Joaquin Phoenix szokuje nową fryzurą
Laureat Oscara za rolę Jokera pojawił się na Nowojorskim Festiwalu Filmowym w przedziwnej fryzurze – ma wygoloną górę głowy, a jednocześnie długie włosy na skroniach i z tyłu. To dowód na to, że podczas zdjęć do swojego nowego filmu „Disappointment Blvd.” nie ograniczył się tylko do rutynowej charakteryzacji.
Trudno powiedzieć, by Joaquin Phoenix zadał szyku na czerwonym dywanie podczas odbywającego się właśnie w Nowym Jorku festiwalu filmowego. Aktor zjawił się tam, by promować swój najnowszy obraz - "C’mon c’mon", który wejdzie do amerykańskich kin w listopadzie. To, że zamiast smokingu czy garnituru wybrał bluzę dresową z kapturem z logo organizacji prozwierzęcej, nie wywołało takiej sensacji jak to, że miał fryzurę, która mogłaby być nocnym koszmarem niejednego fryzjera. Z wygoloną górę głowy, a jednocześnie długimi włosy na skroniach i z tyłu bardziej przypominał średniowiecznego mnicha niż hollywoodzkiego gwiazdora.
Jego fryzura nie jest jednak pozostałością po kreacji, jaką stworzył w "C’mon c’mon". Ma ona związek z produkcją, która wciąż jest na etapie realizacji - "Disappointment Blvd.". Już w lipcu na zdjęciach paparazzi wykonanych na planie, widać, że zamiast bujnej fryzury ma rzadkie siwe włosy. Można było jednak przypuszczać, że to owoc długiej charakteryzacji. Teraz okazało się, że Phoenix zdecydował się na większe poświęcenie, a nie na półśrodki.
Na przestrzeni lat Joaquin Phoenix kilkakrotnie poddawał się wizualnym metamorfozom, na przemian tyjąc i chudnąc. Wszystko po to, by tym wiarygodniej sportretować granego przez siebie bohatera. Bodaj najbardziej spektakularną transformację aktora mogliśmy podziwiać w głośnym filmie "Joker" z 2019 roku. Przygotowując się do tej roli Phoenix schudł ponad 20 kilogramów, prezentując w filmie przerażająco wychudzoną sylwetkę. Wysiłek się jednak opłacił - za swoją błyskotliwą kreację aktorską otrzymał on Oscara, Złoty Glob, nagrodę BAFTA i statuetkę Critics’ Choice.

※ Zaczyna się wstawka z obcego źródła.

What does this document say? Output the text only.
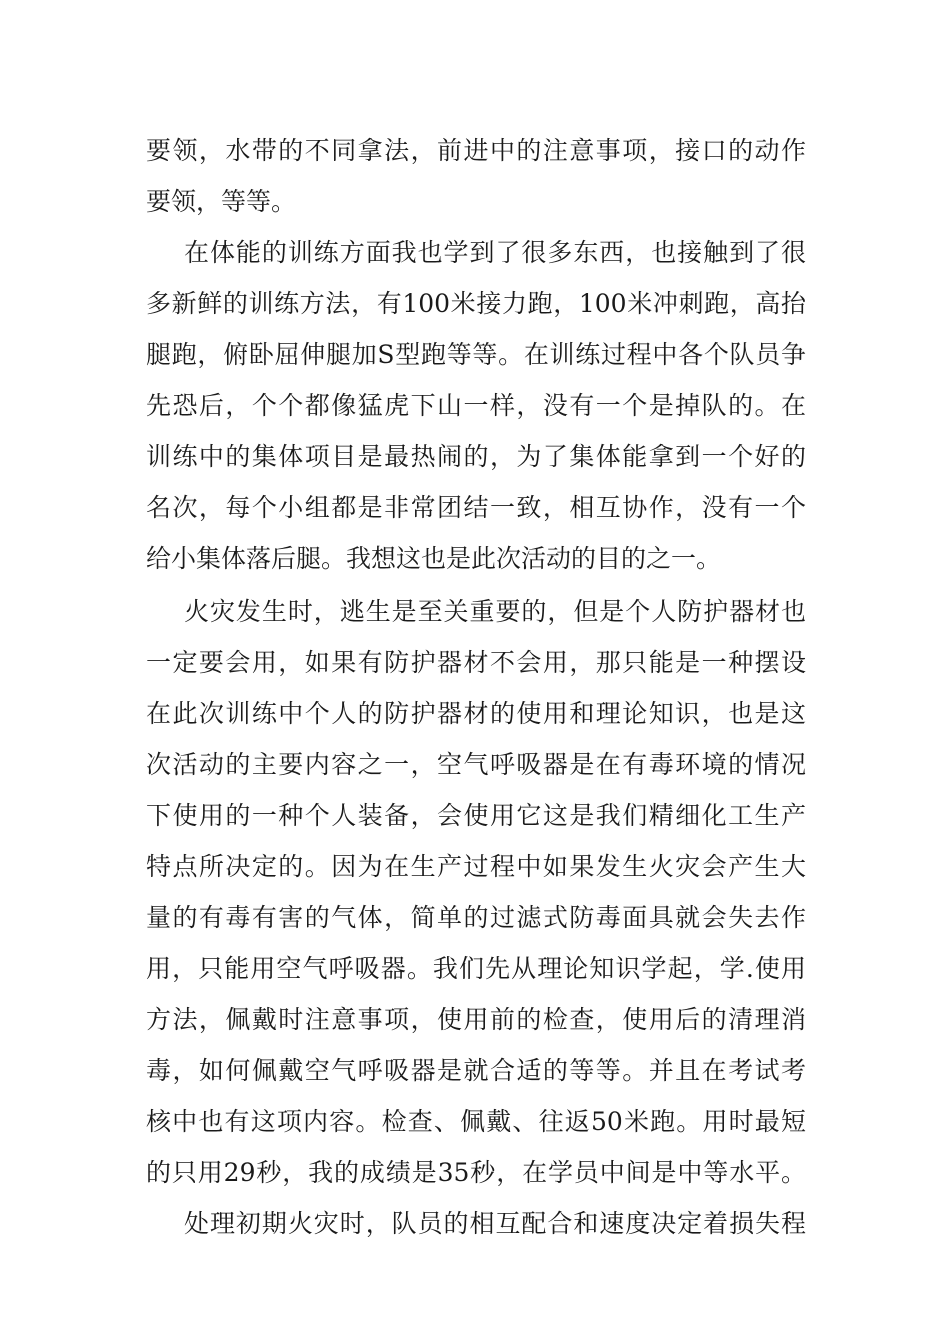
要领，水带的不同拿法，前进中的注意事项，接口的动作
要领，等等。
在体能的训练方面我也学到了很多东西，也接触到了很
多新鲜的训练方法，有100米接力跑，100米冲刺跑，高抬
腿跑，俯卧屈伸腿加S型跑等等。在训练过程中各个队员争
先恐后，个个都像猛虎下山一样，没有一个是掉队的。在
训练中的集体项目是最热闹的，为了集体能拿到一个好的
名次，每个小组都是非常团结一致，相互协作，没有一个
给小集体落后腿。我想这也是此次活动的目的之一。
火灾发生时，逃生是至关重要的，但是个人防护器材也
一定要会用，如果有防护器材不会用，那只能是一种摆设
在此次训练中个人的防护器材的使用和理论知识，也是这
次活动的主要内容之一，空气呼吸器是在有毒环境的情况
下使用的一种个人装备，会使用它这是我们精细化工生产
特点所决定的。因为在生产过程中如果发生火灾会产生大
量的有毒有害的气体，简单的过滤式防毒面具就会失去作
用，只能用空气呼吸器。我们先从理论知识学起，学.使用
方法，佩戴时注意事项，使用前的检查，使用后的清理消
毒，如何佩戴空气呼吸器是就合适的等等。并且在考试考
核中也有这项内容。检查、佩戴、往返50米跑。用时最短
的只用29秒，我的成绩是35秒，在学员中间是中等水平。
处理初期火灾时，队员的相互配合和速度决定着损失程
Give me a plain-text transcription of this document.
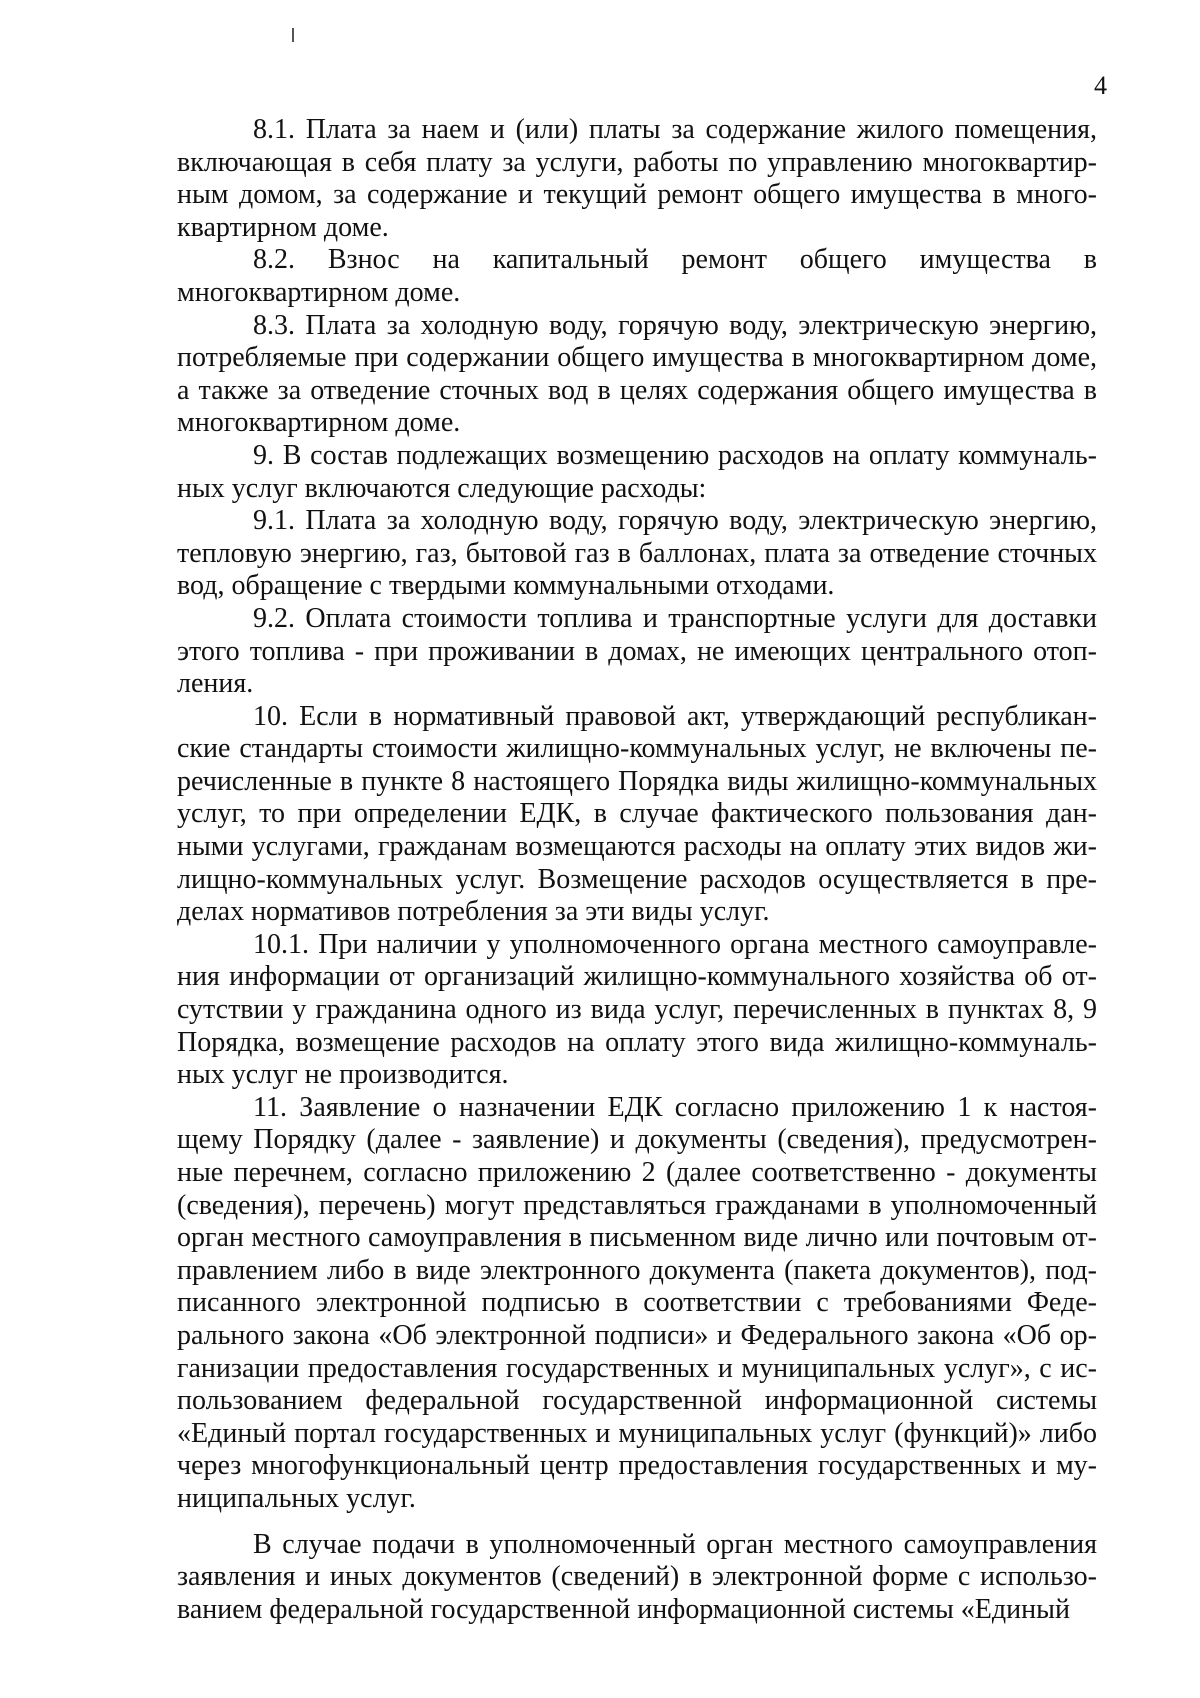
4

8.1. Плата за наем и (или) платы за содержание жилого помещения, включающая в себя плату за услуги, работы по управлению многоквартирным домом, за содержание и текущий ремонт общего имущества в многоквартирном доме.

8.2. Взнос на капитальный ремонт общего имущества в многоквартирном доме.

8.3. Плата за холодную воду, горячую воду, электрическую энергию, потребляемые при содержании общего имущества в многоквартирном доме, а также за отведение сточных вод в целях содержания общего имущества в многоквартирном доме.

9. В состав подлежащих возмещению расходов на оплату коммунальных услуг включаются следующие расходы:

9.1. Плата за холодную воду, горячую воду, электрическую энергию, тепловую энергию, газ, бытовой газ в баллонах, плата за отведение сточных вод, обращение с твердыми коммунальными отходами.

9.2. Оплата стоимости топлива и транспортные услуги для доставки этого топлива - при проживании в домах, не имеющих центрального отопления.

10. Если в нормативный правовой акт, утверждающий республиканские стандарты стоимости жилищно-коммунальных услуг, не включены перечисленные в пункте 8 настоящего Порядка виды жилищно-коммунальных услуг, то при определении ЕДК, в случае фактического пользования данными услугами, гражданам возмещаются расходы на оплату этих видов жилищно-коммунальных услуг. Возмещение расходов осуществляется в пределах нормативов потребления за эти виды услуг.

10.1. При наличии у уполномоченного органа местного самоуправления информации от организаций жилищно-коммунального хозяйства об отсутствии у гражданина одного из вида услуг, перечисленных в пунктах 8, 9 Порядка, возмещение расходов на оплату этого вида жилищно-коммунальных услуг не производится.

11. Заявление о назначении ЕДК согласно приложению 1 к настоящему Порядку (далее - заявление) и документы (сведения), предусмотренные перечнем, согласно приложению 2 (далее соответственно - документы (сведения), перечень) могут представляться гражданами в уполномоченный орган местного самоуправления в письменном виде лично или почтовым отправлением либо в виде электронного документа (пакета документов), подписанного электронной подписью в соответствии с требованиями Федерального закона «Об электронной подписи» и Федерального закона «Об организации предоставления государственных и муниципальных услуг», с использованием федеральной государственной информационной системы «Единый портал государственных и муниципальных услуг (функций)» либо через многофункциональный центр предоставления государственных и муниципальных услуг.

В случае подачи в уполномоченный орган местного самоуправления заявления и иных документов (сведений) в электронной форме с использованием федеральной государственной информационной системы «Единый
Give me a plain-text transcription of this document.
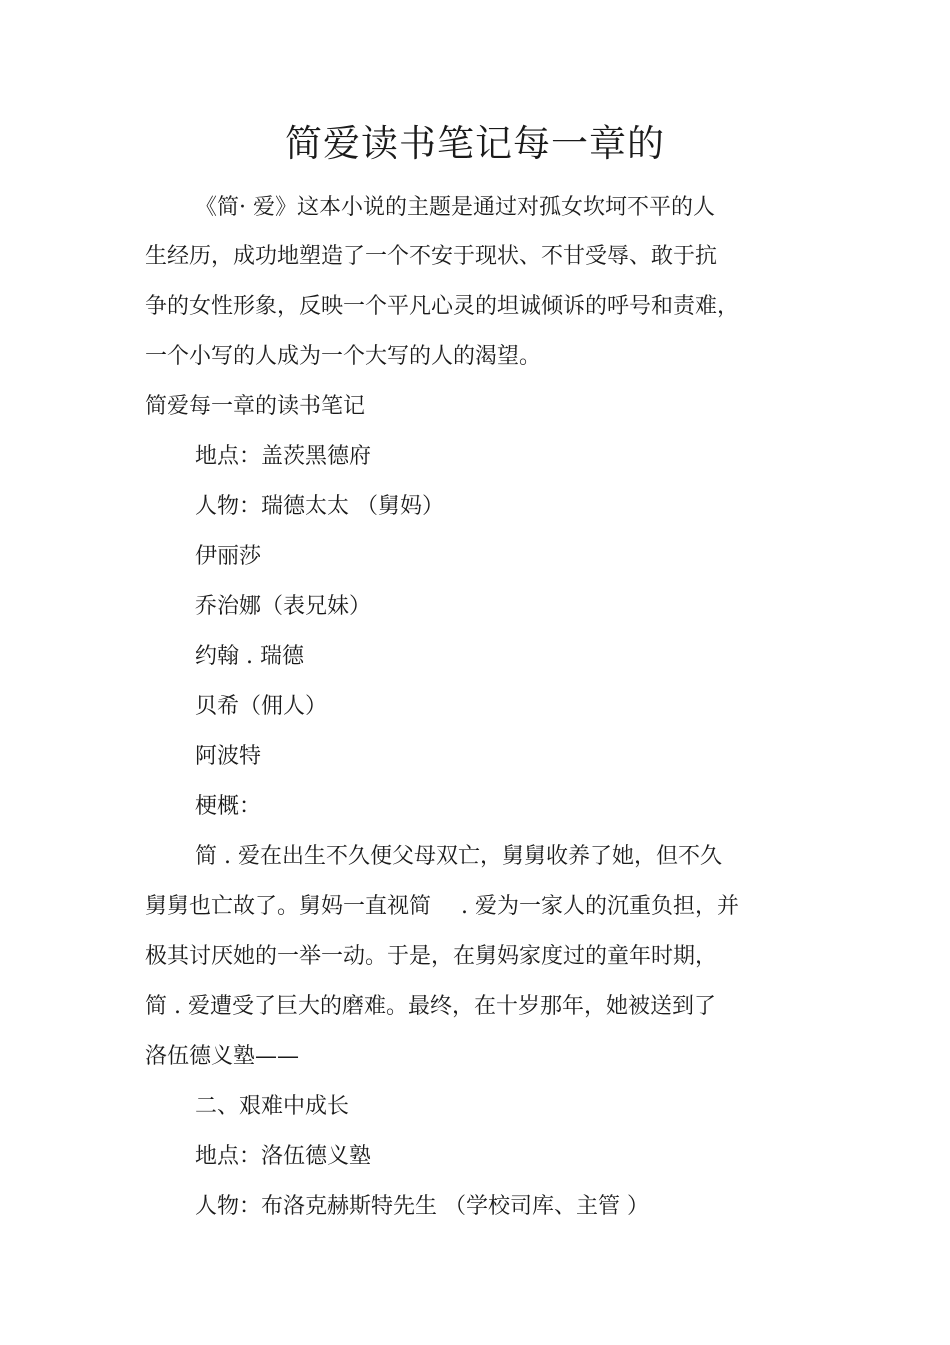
简爱读书笔记每一章的

《简· 爱》这本小说的主题是通过对孤女坎坷不平的人

生经历，成功地塑造了一个不安于现状、不甘受辱、敢于抗

争的女性形象，反映一个平凡心灵的坦诚倾诉的呼号和责难，

一个小写的人成为一个大写的人的渴望。

简爱每一章的读书笔记

地点：盖茨黑德府

人物：瑞德太太 （舅妈）

伊丽莎

乔治娜（表兄妹）

约翰 . 瑞德

贝希（佣人）

阿波特

梗概：

简 . 爱在出生不久便父母双亡，舅舅收养了她，但不久

舅舅也亡故了。舅妈一直视简 . 爱为一家人的沉重负担，并

极其讨厌她的一举一动。于是，在舅妈家度过的童年时期，

简 . 爱遭受了巨大的磨难。最终，在十岁那年，她被送到了

洛伍德义塾——

二、艰难中成长

地点：洛伍德义塾

人物：布洛克赫斯特先生 （学校司库、主管 ）
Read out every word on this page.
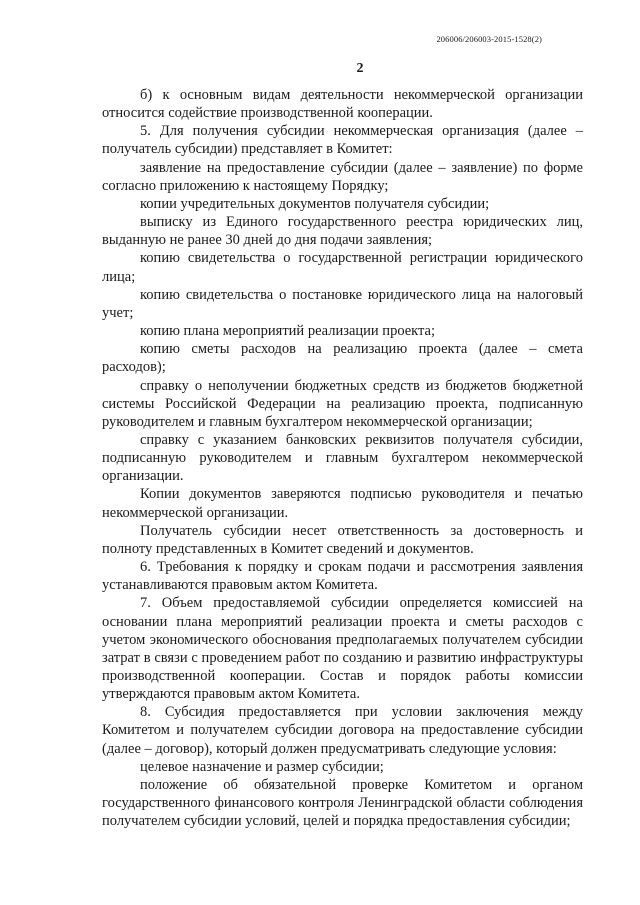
206006/206003-2015-1528(2)
2

б) к основным видам деятельности некоммерческой организации относится содействие производственной кооперации.

5. Для получения субсидии некоммерческая организация (далее – получатель субсидии) представляет в Комитет:

заявление на предоставление субсидии (далее – заявление) по форме согласно приложению к настоящему Порядку;

копии учредительных документов получателя субсидии;

выписку из Единого государственного реестра юридических лиц, выданную не ранее 30 дней до дня подачи заявления;

копию свидетельства о государственной регистрации юридического лица;

копию свидетельства о постановке юридического лица на налоговый учет;

копию плана мероприятий реализации проекта;

копию сметы расходов на реализацию проекта (далее – смета расходов);

справку о неполучении бюджетных средств из бюджетов бюджетной системы Российской Федерации на реализацию проекта, подписанную руководителем и главным бухгалтером некоммерческой организации;

справку с указанием банковских реквизитов получателя субсидии, подписанную руководителем и главным бухгалтером некоммерческой организации.

Копии документов заверяются подписью руководителя и печатью некоммерческой организации.

Получатель субсидии несет ответственность за достоверность и полноту представленных в Комитет сведений и документов.

6. Требования к порядку и срокам подачи и рассмотрения заявления устанавливаются правовым актом Комитета.

7. Объем предоставляемой субсидии определяется комиссией на основании плана мероприятий реализации проекта и сметы расходов с учетом экономического обоснования предполагаемых получателем субсидии затрат в связи с проведением работ по созданию и развитию инфраструктуры производственной кооперации. Состав и порядок работы комиссии утверждаются правовым актом Комитета.

8. Субсидия предоставляется при условии заключения между Комитетом и получателем субсидии договора на предоставление субсидии (далее – договор), который должен предусматривать следующие условия:

целевое назначение и размер субсидии;

положение об обязательной проверке Комитетом и органом государственного финансового контроля Ленинградской области соблюдения получателем субсидии условий, целей и порядка предоставления субсидии;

O fabule "Dissapointment Blvd." nie wiadomo zbyt wiele. Ma to być film na pograniczu komedii i horroru, opowiadający o jednym z największych przedsiębiorców w dziejach. Będziemy śledzić jego losy na przestrzeni kilku dekad.
Jeśli zaś chodzi o "C’mon c’mon", to jest to stworzony w czarno-białej konwencji dramat, w którym Phoenix wciela się w dziennikarza radiowego ruszającego ze swoim bratankiem w podróż przez Stany Zjednoczone.